Privacy & Cybersecurity Law Blog

Following the ruling in Dobbs, the National Institutes of Health’s (“NIH’s”) certificates of confidentiality offer an important layer of privacy protection to reproductive health research data. The Public Health Service Act created the certificates of confidentiality program, which prohibits the disclosure of identifiable, sensitive research data “in any Federal, State, or local civil, criminal, administrative, legislative, or other proceeding” without the research subject’s consent. These certificates add a layer of protection to abortion and fertility data collected as part of NIH research.

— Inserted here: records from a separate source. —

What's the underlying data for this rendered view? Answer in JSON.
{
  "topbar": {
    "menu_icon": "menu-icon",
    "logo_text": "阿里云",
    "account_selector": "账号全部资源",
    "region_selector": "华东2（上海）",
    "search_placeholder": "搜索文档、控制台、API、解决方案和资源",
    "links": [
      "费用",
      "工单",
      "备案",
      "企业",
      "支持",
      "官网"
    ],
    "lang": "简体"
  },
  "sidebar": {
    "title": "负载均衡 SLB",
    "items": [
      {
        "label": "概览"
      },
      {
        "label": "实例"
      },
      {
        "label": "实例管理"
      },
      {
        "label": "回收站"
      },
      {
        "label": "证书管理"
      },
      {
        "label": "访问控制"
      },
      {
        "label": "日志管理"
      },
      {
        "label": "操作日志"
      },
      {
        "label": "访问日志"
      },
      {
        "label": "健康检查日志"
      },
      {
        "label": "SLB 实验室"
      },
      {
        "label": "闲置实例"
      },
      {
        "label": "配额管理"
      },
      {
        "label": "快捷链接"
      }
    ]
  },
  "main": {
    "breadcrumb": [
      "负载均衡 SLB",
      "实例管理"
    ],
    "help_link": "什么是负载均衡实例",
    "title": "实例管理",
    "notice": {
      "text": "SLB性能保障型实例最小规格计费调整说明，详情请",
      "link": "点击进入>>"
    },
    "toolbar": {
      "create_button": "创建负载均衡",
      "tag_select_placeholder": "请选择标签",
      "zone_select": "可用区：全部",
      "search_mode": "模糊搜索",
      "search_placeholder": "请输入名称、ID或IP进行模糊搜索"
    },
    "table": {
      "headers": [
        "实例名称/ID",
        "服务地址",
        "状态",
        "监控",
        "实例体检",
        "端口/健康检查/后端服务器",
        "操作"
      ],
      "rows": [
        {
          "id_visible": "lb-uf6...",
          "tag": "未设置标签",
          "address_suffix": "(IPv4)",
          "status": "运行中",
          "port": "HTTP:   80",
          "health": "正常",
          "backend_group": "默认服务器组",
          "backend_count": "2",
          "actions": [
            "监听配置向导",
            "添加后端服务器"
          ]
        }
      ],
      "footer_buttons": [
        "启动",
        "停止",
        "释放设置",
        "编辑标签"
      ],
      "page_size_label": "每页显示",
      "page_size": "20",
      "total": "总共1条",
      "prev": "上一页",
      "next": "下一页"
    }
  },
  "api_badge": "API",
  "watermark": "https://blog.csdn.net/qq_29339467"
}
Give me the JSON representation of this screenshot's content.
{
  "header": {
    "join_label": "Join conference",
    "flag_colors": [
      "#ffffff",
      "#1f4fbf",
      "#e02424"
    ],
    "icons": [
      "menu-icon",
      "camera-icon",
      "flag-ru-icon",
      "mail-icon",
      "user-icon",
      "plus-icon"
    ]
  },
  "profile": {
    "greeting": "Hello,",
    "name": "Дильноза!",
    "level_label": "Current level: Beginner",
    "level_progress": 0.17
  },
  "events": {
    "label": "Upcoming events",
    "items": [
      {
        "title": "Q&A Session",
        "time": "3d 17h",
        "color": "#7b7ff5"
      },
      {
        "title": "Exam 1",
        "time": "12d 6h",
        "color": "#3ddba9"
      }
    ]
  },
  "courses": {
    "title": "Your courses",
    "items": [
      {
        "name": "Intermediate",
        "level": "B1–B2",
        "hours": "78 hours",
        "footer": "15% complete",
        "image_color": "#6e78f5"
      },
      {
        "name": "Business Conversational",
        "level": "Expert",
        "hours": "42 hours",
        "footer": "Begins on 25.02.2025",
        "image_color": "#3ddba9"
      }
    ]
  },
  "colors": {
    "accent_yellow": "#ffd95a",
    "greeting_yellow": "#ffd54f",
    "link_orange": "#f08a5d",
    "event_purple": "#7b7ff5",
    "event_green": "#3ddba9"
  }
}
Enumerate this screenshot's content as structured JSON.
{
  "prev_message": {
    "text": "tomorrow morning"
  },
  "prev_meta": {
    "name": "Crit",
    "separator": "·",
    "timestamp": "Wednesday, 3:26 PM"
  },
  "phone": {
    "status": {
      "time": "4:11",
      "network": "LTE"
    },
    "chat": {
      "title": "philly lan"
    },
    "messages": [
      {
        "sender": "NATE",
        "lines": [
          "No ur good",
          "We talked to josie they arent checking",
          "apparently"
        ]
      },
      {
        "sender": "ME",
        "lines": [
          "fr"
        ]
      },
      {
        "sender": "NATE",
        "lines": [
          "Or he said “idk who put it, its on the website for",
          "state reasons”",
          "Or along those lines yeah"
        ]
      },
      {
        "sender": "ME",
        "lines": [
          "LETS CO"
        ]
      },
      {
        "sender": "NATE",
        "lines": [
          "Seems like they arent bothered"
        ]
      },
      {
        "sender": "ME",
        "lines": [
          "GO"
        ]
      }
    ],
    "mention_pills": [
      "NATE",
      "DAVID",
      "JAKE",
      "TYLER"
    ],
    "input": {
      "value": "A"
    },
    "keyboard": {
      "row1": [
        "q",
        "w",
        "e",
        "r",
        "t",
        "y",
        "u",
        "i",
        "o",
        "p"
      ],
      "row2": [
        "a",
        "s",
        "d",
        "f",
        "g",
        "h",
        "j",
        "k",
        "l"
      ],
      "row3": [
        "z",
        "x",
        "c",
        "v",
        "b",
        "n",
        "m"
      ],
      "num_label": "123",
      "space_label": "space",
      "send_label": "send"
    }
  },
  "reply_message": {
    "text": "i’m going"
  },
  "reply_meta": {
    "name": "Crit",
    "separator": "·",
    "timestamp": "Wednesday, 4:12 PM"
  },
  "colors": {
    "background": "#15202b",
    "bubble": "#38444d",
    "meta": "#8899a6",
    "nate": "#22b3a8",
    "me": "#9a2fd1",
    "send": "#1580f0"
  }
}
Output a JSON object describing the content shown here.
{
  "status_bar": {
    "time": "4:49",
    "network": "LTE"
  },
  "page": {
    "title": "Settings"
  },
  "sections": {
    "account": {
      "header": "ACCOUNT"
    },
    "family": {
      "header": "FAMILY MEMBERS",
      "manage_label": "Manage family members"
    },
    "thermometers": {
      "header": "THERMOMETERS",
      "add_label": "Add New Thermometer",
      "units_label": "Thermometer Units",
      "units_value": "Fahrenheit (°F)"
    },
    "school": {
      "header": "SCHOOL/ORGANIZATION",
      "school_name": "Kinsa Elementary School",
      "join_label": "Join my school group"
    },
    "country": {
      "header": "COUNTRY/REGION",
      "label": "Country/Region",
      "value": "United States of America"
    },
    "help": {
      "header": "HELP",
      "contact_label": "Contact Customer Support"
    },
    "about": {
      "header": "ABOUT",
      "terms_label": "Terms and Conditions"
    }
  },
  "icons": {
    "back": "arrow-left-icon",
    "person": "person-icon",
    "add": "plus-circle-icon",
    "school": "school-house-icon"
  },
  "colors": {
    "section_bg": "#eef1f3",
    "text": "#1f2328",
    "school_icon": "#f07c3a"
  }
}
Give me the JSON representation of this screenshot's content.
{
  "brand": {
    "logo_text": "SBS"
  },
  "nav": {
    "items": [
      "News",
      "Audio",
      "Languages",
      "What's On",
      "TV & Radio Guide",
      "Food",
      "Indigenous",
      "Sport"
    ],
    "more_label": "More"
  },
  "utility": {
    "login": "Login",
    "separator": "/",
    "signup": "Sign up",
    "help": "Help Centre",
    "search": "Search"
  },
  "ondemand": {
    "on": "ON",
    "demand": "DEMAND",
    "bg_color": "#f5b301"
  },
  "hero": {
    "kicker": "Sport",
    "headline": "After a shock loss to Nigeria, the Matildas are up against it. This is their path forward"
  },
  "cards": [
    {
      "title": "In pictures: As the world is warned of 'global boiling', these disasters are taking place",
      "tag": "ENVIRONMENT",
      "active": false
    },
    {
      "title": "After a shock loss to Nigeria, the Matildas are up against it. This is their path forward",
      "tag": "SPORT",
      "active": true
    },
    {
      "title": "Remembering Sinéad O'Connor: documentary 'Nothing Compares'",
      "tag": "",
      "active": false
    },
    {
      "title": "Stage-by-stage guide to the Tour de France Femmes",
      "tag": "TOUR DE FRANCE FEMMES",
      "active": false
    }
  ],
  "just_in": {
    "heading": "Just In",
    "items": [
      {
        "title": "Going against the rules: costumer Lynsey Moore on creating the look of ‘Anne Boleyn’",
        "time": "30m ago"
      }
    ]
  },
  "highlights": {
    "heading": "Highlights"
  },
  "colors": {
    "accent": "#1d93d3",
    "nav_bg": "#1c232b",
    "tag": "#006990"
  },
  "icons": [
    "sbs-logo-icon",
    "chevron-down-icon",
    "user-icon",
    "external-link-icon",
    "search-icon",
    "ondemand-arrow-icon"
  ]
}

NIH certificates of confidentiality apply only to human subjects research data and protect that information only if the data can be combined with other information to uncover an individual’s identity. Only studies that (1) collect identifiable and sensitive information, (2) are cleared by an institutional review board, and (3) comply with the Common Rule (45 C.F.R. 46) can use certificates of confidentiality. 

Although the certificates generally protect the underlying information from compelled disclosures, the Public Health Service Act permits (but does not require) disclosure if such disclosure is required by federal, state, or local law, including but not limited to laws requiring the reporting of communicable diseases or child abuse. It is unclear, however, post-Dobbs, whether these certificates would protect reproductive health care information against disclosure under state laws that mandate disclosure of such information.